Number_i - GOAT (Official Music Video)

 MVの冒頭、撮影スタジオのような場所でカメラの前に立つ3人。崩れかけている建物や、続くシーンで廊下に押しかけている記者たちは、〈間違いだらけの世界〉を表しているようにも思える。

 特に印象的なのは、2分34秒あたりからの逆再生の演出だ。映像が巻き戻されることで、冒頭からここまでの時系列が逆転していたことが示唆される。3人の服装に注目していくと、逆再生が始まる直前は、平野がピンク、岸が黄緑、神宮寺がカラフルと派手な装いだ。そんな着飾られた自分たちから、〈間違いじゃないこれが俺の Answer〉と答えを見つけた際に、白い服装へと変わる(「A.」が表示されるのが1分11秒なのもポイントだろう)。

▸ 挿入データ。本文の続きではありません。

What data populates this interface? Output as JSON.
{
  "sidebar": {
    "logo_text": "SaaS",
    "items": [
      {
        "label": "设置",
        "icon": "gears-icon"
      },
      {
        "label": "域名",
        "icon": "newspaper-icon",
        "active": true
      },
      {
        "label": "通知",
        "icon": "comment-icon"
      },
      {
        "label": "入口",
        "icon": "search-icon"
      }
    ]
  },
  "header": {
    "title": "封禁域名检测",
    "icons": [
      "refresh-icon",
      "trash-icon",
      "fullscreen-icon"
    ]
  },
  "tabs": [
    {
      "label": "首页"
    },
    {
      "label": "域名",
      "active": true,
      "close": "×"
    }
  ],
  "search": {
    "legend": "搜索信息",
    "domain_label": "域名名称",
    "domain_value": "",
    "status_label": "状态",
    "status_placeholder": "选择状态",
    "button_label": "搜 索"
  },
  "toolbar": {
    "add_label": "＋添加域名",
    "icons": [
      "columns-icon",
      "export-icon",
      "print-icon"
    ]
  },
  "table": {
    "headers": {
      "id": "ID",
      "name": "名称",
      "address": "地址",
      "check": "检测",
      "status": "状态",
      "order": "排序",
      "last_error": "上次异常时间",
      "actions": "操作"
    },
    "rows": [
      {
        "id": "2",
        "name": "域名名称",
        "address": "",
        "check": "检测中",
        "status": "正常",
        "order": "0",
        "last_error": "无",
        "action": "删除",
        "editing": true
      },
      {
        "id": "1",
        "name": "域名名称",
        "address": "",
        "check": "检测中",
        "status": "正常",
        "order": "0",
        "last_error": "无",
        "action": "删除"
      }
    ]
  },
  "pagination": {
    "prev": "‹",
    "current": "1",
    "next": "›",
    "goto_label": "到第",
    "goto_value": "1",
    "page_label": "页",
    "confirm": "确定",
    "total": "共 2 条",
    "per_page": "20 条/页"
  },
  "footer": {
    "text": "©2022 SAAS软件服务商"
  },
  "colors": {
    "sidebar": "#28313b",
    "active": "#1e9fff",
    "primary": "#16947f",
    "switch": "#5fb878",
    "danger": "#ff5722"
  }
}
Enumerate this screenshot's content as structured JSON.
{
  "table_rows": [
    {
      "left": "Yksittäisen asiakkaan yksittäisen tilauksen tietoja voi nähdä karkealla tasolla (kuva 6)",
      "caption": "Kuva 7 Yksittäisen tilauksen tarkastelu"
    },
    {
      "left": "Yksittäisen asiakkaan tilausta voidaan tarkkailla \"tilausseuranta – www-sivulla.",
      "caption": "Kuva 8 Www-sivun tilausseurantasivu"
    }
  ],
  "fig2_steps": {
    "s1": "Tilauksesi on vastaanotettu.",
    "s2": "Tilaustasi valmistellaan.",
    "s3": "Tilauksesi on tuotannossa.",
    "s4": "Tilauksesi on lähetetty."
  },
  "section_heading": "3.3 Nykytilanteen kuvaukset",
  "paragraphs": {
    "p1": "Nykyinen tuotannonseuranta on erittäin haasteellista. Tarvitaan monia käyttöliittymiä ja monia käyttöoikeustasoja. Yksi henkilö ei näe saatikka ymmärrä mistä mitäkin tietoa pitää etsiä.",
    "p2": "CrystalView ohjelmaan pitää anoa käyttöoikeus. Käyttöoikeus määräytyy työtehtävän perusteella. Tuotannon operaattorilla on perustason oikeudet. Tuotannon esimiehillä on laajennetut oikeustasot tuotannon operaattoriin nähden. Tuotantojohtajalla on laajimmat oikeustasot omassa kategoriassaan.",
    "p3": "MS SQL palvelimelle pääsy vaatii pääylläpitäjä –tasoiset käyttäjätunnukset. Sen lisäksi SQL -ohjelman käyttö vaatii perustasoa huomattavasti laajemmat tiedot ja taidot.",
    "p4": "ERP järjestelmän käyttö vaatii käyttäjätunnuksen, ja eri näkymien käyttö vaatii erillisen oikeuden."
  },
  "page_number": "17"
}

 そのひとつ前の店内のシーンは、売り物のように価値を測られることの喩えかもしれない。監視カメラで見張られる窮屈な状況を抜け出し、廊下のシーンに戻ってきた3人は黒を基調とした服を着ている。これは「何にも染まらない」という意味にも捉えられるし、冒頭に押しかけていた記者たちが石像に変わっているのも、周りを気にせず自分の答えを信じていくことを表現しているように思える。